Vance's trademark tool for efficiency is his check lists, usually scrawled on yellow legal paper. He confronts almost every meeting with a list of key questions, topics, problems, all in tight logical sequence. Andy Young recalls occasions when Vance has reached him at a party. "I'll pick up the phone and Cy will say, 'Andy, just a couple of points.' And, man, there they'll come—tick, tick, tick; one, two, three." Aides tell of meetings that Vance holds with CIA Director Stansfield Turner, who has a similar habit. "The two of them will checklist you into stupefaction," says one observer.

The orderly approach to his job begins for Vance shortly after 5 on weekday mornings, when he awakens in his family's rented two-story brick colonial home in Northwest Washington. He does exercises to strengthen his back, which once afflicted him so sorely that his wife Grace had to tie his shoes. An unimposing black Ford reaches the house in time to get him to his office on the State Department's seventh-floor "mahogany row" at 6 on some mornings, 7 at the latest. By the time Vance arrives, two of his special assistants have already spent an hour poring over diplomatic cables, newspaper clippings and study papers for the day's meetings. Vance reads their selection in half an hour.

Then the pace quickens.

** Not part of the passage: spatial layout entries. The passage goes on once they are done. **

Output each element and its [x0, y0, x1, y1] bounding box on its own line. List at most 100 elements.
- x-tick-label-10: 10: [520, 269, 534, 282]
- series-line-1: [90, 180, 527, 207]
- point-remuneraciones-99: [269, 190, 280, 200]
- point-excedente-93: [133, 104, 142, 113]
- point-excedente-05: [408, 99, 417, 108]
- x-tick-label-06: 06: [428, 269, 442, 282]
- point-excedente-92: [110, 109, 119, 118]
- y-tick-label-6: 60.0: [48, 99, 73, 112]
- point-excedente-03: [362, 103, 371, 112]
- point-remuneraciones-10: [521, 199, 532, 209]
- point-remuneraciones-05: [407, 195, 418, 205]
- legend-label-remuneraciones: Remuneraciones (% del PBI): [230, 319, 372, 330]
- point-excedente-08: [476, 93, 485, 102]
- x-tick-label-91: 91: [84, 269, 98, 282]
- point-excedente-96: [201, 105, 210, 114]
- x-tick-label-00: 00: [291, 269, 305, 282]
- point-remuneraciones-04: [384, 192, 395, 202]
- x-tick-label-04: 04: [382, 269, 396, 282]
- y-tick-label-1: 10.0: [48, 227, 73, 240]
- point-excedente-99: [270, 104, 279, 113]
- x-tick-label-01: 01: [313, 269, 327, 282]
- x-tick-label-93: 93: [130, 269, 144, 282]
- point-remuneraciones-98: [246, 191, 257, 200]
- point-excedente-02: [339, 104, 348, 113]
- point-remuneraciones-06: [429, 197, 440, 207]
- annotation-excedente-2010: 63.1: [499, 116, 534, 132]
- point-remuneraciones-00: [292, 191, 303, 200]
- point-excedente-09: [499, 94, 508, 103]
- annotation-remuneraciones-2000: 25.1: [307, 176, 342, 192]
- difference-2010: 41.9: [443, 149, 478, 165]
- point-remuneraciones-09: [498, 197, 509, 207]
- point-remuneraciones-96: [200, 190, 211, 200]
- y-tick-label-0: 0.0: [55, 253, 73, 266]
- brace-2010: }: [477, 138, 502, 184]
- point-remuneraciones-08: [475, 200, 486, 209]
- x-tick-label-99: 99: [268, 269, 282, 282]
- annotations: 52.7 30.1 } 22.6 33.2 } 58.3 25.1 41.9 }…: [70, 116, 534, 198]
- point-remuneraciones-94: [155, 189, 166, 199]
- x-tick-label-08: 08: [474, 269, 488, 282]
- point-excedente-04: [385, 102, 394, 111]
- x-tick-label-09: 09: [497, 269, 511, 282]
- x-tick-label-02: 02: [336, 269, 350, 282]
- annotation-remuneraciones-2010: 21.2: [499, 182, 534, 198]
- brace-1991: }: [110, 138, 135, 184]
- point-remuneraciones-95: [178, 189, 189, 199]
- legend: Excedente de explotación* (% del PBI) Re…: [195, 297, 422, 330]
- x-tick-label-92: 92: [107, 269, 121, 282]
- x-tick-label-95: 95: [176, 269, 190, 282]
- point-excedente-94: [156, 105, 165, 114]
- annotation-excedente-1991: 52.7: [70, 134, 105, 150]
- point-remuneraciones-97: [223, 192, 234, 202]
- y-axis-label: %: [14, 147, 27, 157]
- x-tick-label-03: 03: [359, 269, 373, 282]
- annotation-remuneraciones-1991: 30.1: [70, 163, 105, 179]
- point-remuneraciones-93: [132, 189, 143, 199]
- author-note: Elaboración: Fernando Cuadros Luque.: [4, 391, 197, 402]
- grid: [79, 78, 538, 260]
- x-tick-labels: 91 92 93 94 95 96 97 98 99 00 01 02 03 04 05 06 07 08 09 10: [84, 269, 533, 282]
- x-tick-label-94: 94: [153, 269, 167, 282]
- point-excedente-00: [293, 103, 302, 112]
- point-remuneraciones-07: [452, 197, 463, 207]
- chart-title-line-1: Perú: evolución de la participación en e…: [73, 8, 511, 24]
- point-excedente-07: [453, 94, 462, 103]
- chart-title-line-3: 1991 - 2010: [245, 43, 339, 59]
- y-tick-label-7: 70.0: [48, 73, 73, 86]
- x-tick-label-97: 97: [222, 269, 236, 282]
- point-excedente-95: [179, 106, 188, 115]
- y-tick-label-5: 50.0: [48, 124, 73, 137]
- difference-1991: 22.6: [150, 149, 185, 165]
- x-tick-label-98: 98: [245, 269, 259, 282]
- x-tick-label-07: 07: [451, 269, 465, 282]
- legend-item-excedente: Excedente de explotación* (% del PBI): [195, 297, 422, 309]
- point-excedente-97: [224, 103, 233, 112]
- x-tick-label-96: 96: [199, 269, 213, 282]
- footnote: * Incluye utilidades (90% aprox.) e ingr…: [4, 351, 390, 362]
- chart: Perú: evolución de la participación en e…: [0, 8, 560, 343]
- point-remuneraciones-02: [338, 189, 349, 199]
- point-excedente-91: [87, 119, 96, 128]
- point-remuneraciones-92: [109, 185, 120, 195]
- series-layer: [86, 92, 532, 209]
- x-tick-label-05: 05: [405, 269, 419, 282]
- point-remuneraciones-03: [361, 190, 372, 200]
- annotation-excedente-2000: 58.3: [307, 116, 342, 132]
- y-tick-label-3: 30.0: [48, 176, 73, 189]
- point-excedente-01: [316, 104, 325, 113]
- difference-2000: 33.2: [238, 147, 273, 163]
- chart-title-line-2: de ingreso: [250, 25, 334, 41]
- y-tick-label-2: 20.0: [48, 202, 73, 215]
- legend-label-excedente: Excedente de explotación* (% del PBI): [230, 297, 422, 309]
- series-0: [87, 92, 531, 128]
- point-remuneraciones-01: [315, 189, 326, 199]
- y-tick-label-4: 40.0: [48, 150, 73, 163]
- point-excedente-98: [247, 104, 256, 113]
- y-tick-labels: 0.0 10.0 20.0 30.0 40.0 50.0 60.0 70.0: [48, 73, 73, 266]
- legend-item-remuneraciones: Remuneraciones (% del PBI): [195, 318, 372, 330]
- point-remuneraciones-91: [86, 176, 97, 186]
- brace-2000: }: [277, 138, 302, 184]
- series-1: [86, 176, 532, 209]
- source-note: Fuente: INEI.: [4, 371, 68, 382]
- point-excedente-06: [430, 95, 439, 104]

A CIA agent gives Vance a briefing at 7:30. At 7:40, he calls in Deputy Secretary Warren Christopher, Under Secretary for Political Affairs David Newsom, Director of Policy Planning Anthony Lake, and Secretariat Director Peter Tarnoff for a ten-minute meeting to pinpoint the day's problems.

By 9 a.m. the housekeeping chores are over and the round of more substantive meetings begins. One day last week the first visitor was Ambassador to Saudi Arabia John West. Then Vance discussed arms-limitation issues with SALT Negotiator Paul Warnke; Leslie Gelb, director of the Bureau of Politico-Military Affairs; Legal Adviser Herb Hansell, and Nimetz. Next in order came Dutch Foreign Minister Christoph van der Klaauw, CBS Correspondent Richard Hottelet, and a White House meeting on SALT between the President and Brzezinski. A 5 p.m. trip to Andrews Air Force Base to meet Rumanian President Nicolae Ceauşescu concluded a typical business day. He manages to get home most evenings by 8.

After that kind of grind, Vance tries evade the diplomatic cocktail circuit. He and Grace—she too is an intensely private person—turn down numerous invitations, preferring to spend their evenings at home. They may go to a movie together, but rarely watch television unless a news event demands attention.